Nombreux furent ceux qui alertèrent en effet Bruxelles avant qu’il ne soit question d’intégrer la Roumanie et la Bulgarie : il y avait dans ces pays plusieurs millions de Roms maltraités et discriminés, véritables sous-citoyens dans ces contrées pauvres et leur accorder la libre circulation ne pouvait qu’entraîner leurs déplacements, lesquels déboucheraient sur plus de problèmes que de solutions. Depuis 2007 ces craintes sont confirmées. Mais elles restent hors sujet pour Bruxelles où il n’y a qu’un qui tienne : la libre circulation.
Que des populations qui continuent de faire l’objet de discriminations quotidiennes dans un pays désormais membre à part entière de l’Union n’aient comme liberté que celle de circuler d’un bidonville à un autre dans les pays voisins n’indigne pas les grandes voix européennes…
Le problème Roms était essentiellement un problème roumain. L’Europe n’a pas réussi à faire de sa résolution une des conditions de l’adhésion de la Roumanie. Celle-ci s’en débarrasse aujourd’hui sur les autres en poursuivant des pratiques au moins aussi condamnables que les désolants discours français. Bruxelles estime avoir la conscience tranquille en précisant que le Fonds social européen a mis à la disposition de la Roumanie près de 20 milliards d’Euro de 2007 à 2013 pour « l’insertion des groupes vulnérables ». Mais ne se préoccupe pas de savoir que c’est le cadet des soucis de la Roumanie qui n’a utilisé que 175 millions au bénéfice de l’insertion des Roms…
Depuis qu’est morte « l’Europe sociale » de Jacques Delors, qui promettait l’harmonisation économique, fiscale et sociale par le haut, l’Europe se transforme en terrain de jeu où chaque pays membre est libre de se servir selon ses intérêts au nom de la règle minimale mais sacrée de la libre circulation des capitaux, du travail. Et des problèmes. C’est ce qu’a vite compris la Roumanie, faisant preuve d’un cynisme et d’une mauvaise foi crasses. C’était déjà le message de la célèbre circulaire Bolkestein adressée aux nouveaux adhérents : il n’y a plus assez d’argent à distribuer comme au temps de l’entrée de l’Espagne, de la Grèce et du Portugal, alors servez-vous au moyen des délocalisations et des dumpings salariaux et fiscaux. Une Europe qui ne comprend pas la déception qu’elle provoque ainsi chez les peuples européens à force de mettre en concurrence ses Etats-membres comme l’a illustré l’affaire du plombier polonais.
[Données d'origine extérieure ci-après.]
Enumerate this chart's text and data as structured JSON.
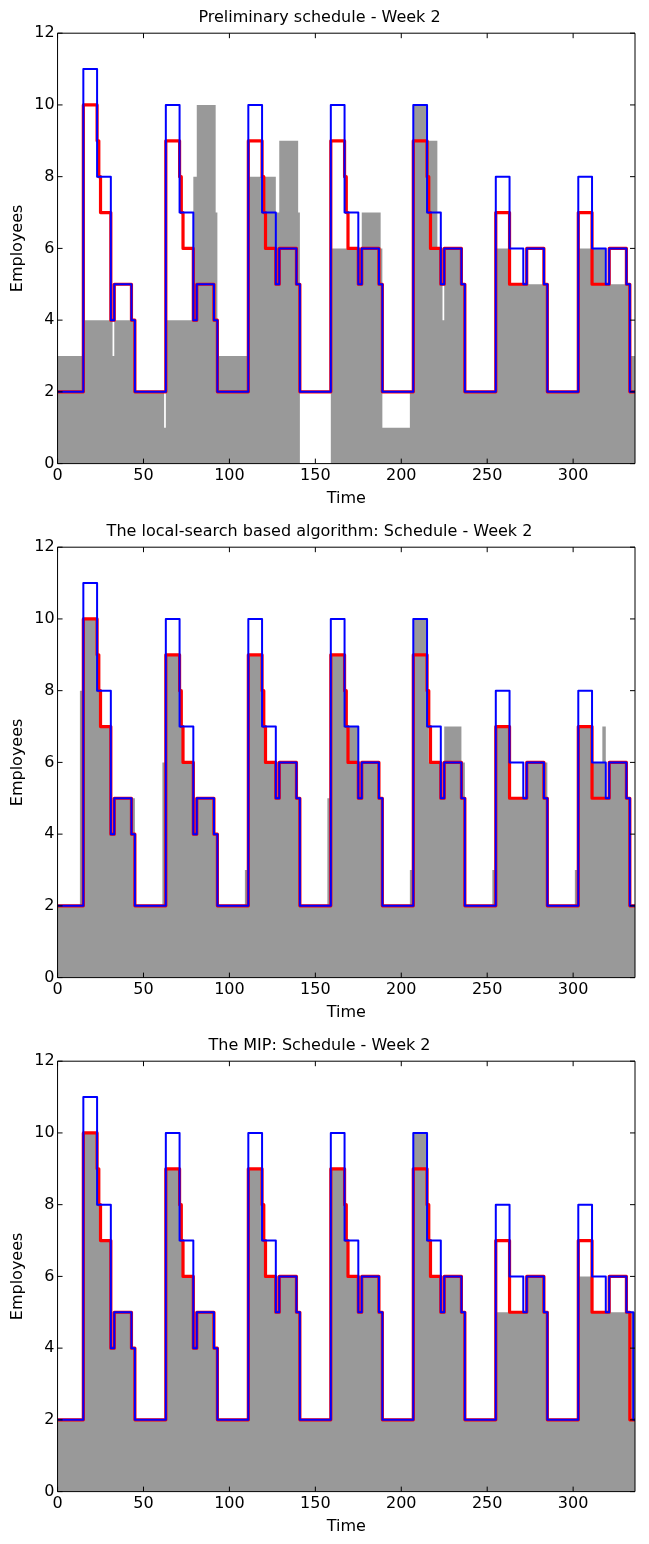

Mise en concurrence des statuts fiscaux, des systèmes d’assistance sociale, des prolétariats, des pauvres. Car il ne faut pas l’oublier, les désagréments provoqués par l’errance des malheureux Roms, de bidonvilles en bidonvilles, ne sont pas également répartis au sein des populations. Ce sont toujours les moins bien lotis dans le ghetto urbain qui en font les frais. Les habitants des banlieues et des zones rurales plus que ceux des centres villes. Les fonctionnaires européens et leur très confortables émoluments ne doivent guère y être sensibilisés. C’est évidemment un argument que d’aucuns qualifieront de « populiste ». En voilà un autre : sait-on que Paris, ville à municipalité socialiste depuis pas mal de temps ne respecte toujours pas la loi sur l’accueil des gens du voyage ?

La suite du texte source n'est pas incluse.